The United Nations, the Royal Commission on Aboriginal Peoples, and the Truth and Reconciliation Commission have all denounced the doctrine and called on governments to remove the concept from laws and policies.
In recent years, scholars and jurists have labelled the Doctrine of Discovery a legal fiction, a conjuring, a story – but not a law. History shows it has morphed several times under the auspices of popes, monarchs, philosophers and judges. It is ephemeral, not explicit, yet it remains baked into Canadian property law and answers the question of why the Crown owns Canada.
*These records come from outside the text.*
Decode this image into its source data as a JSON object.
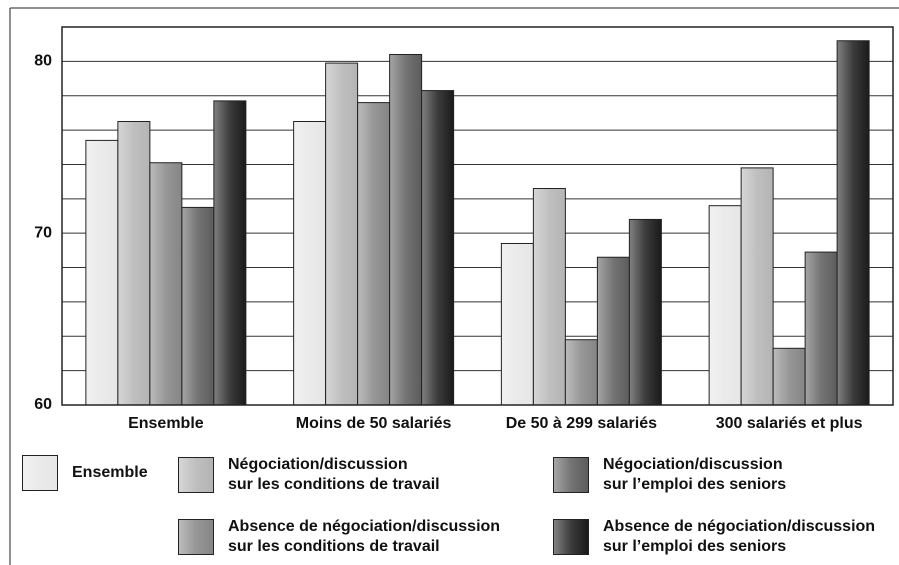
{
  "chart_data": {
    "type": "bar",
    "categories": [
      "Ensemble",
      "Moins de 50 salariés",
      "De 50 à 299 salariés",
      "300 salariés et plus"
    ],
    "series": [
      {
        "name": "Ensemble",
        "color": "#e6e6e6",
        "values": [
          75.4,
          76.5,
          69.4,
          71.6
        ]
      },
      {
        "name": "Négociation/discussion\nsur les conditions de travail",
        "color": "#b4b4b4",
        "values": [
          76.5,
          79.9,
          72.6,
          73.8
        ]
      },
      {
        "name": "Absence de négociation/discussion\nsur les conditions de travail",
        "color": "#858585",
        "values": [
          74.1,
          77.6,
          63.8,
          63.3
        ]
      },
      {
        "name": "Négociation/discussion\nsur l’emploi des seniors",
        "color": "#5c5c5c",
        "values": [
          71.5,
          80.4,
          68.6,
          68.9
        ]
      },
      {
        "name": "Absence de négociation/discussion\nsur l’emploi des seniors",
        "color": "#1a1a1a",
        "values": [
          77.7,
          78.3,
          70.8,
          81.2
        ]
      }
    ],
    "ylim": [
      60,
      82
    ],
    "yticks": [
      60,
      70,
      80
    ],
    "minor_yticks": [
      62,
      64,
      66,
      68,
      72,
      74,
      76,
      78,
      82
    ],
    "grid": true
  }
}
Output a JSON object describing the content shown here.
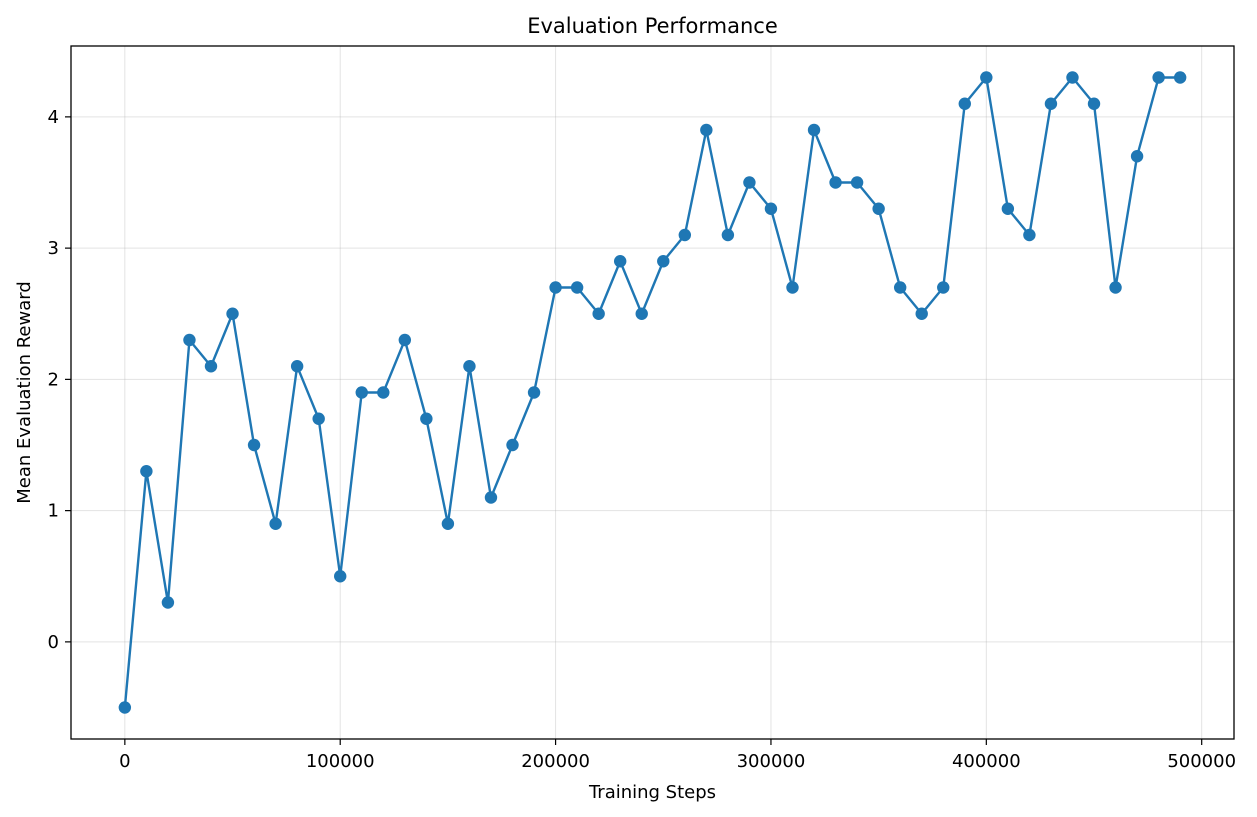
{
  "chart_data": {
    "type": "line",
    "title": "Evaluation Performance",
    "xlabel": "Training Steps",
    "ylabel": "Mean Evaluation Reward",
    "xlim": [
      -25000,
      515000
    ],
    "ylim": [
      -0.74,
      4.54
    ],
    "x_ticks": [
      0,
      100000,
      200000,
      300000,
      400000,
      500000
    ],
    "x_tick_labels": [
      "0",
      "100000",
      "200000",
      "300000",
      "400000",
      "500000"
    ],
    "y_ticks": [
      0,
      1,
      2,
      3,
      4
    ],
    "y_tick_labels": [
      "0",
      "1",
      "2",
      "3",
      "4"
    ],
    "grid": true,
    "legend": "none",
    "series": [
      {
        "color": "#1f77b4",
        "marker": "circle",
        "x": [
          0,
          10000,
          20000,
          30000,
          40000,
          50000,
          60000,
          70000,
          80000,
          90000,
          100000,
          110000,
          120000,
          130000,
          140000,
          150000,
          160000,
          170000,
          180000,
          190000,
          200000,
          210000,
          220000,
          230000,
          240000,
          250000,
          260000,
          270000,
          280000,
          290000,
          300000,
          310000,
          320000,
          330000,
          340000,
          350000,
          360000,
          370000,
          380000,
          390000,
          400000,
          410000,
          420000,
          430000,
          440000,
          450000,
          460000,
          470000,
          480000,
          490000
        ],
        "y": [
          -0.5,
          1.3,
          0.3,
          2.3,
          2.1,
          2.5,
          1.5,
          0.9,
          2.1,
          1.7,
          0.5,
          1.9,
          1.9,
          2.3,
          1.7,
          0.9,
          2.1,
          1.1,
          1.5,
          1.9,
          2.7,
          2.7,
          2.5,
          2.9,
          2.5,
          2.9,
          3.1,
          3.9,
          3.1,
          3.5,
          3.3,
          2.7,
          3.9,
          3.5,
          3.5,
          3.3,
          2.7,
          2.5,
          2.7,
          4.1,
          4.3,
          3.3,
          3.1,
          4.1,
          4.3,
          4.1,
          2.7,
          3.7,
          4.3,
          4.3
        ]
      }
    ]
  }
}
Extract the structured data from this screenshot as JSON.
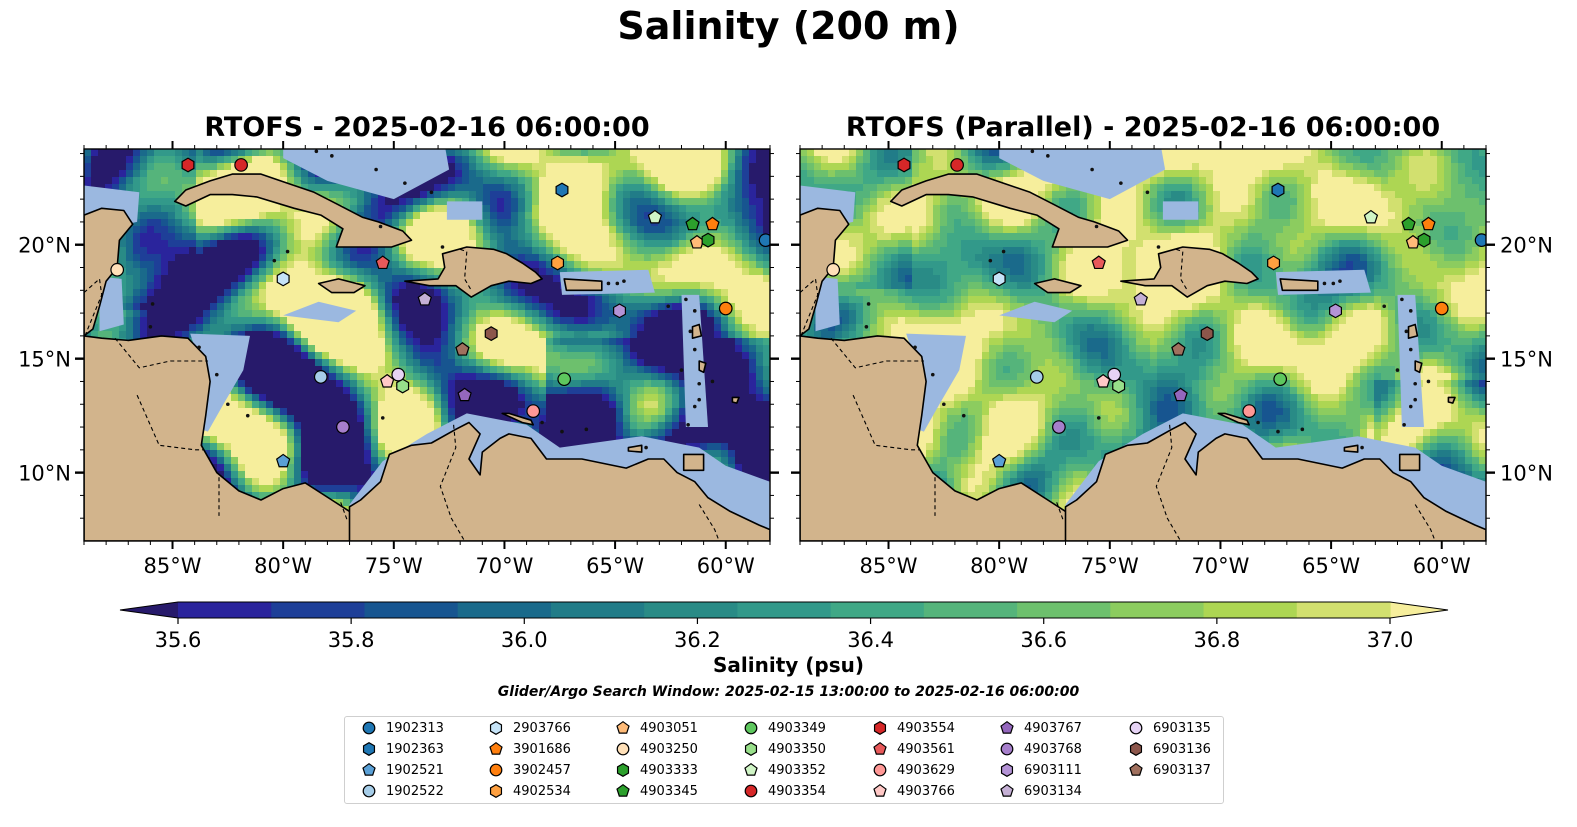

“The very legitimacy of Canada is based on this principle,” Dr. McIvor said. “Every time someone in Canada sells property and wrings their hands in glee over all the money they’ve made, they are participating in the Doctrine of Discovery. Every resource development, every pipeline – that’s all based on the Doctrine of Discovery.”
The Truth and Reconciliation Commission has said Canada’s reliance on the Doctrine of Discovery should be replaced with a duty to renew or establish treaties in way that would recognize Indigenous laws and traditions. The Supreme Court has said much the same.
Felix Hoehn, a professor of property law and administrative law at the University of Saskatchewan, has written that the Supreme Court could disavow the idea of limited aboriginal title grounded in the Doctrine of Discovery and direct Ottawa to fulfill a legal and moral duty to reconcile sovereignty through negotiation. “Crown sovereignty is constitutionally flawed until there’s a treaty,” Dr. Hoehn said in an interview.
Mr. LaForme, the retired appellate judge, has compared Indigenous law to an ailing tree that will rot unless the “false discovery doctrine and all that grew out of it” are discarded.
And it can’t hurt to enlist Pope Francis in the effort.
“Let’s see what kind of magic he has left,” Mr. LaForme said.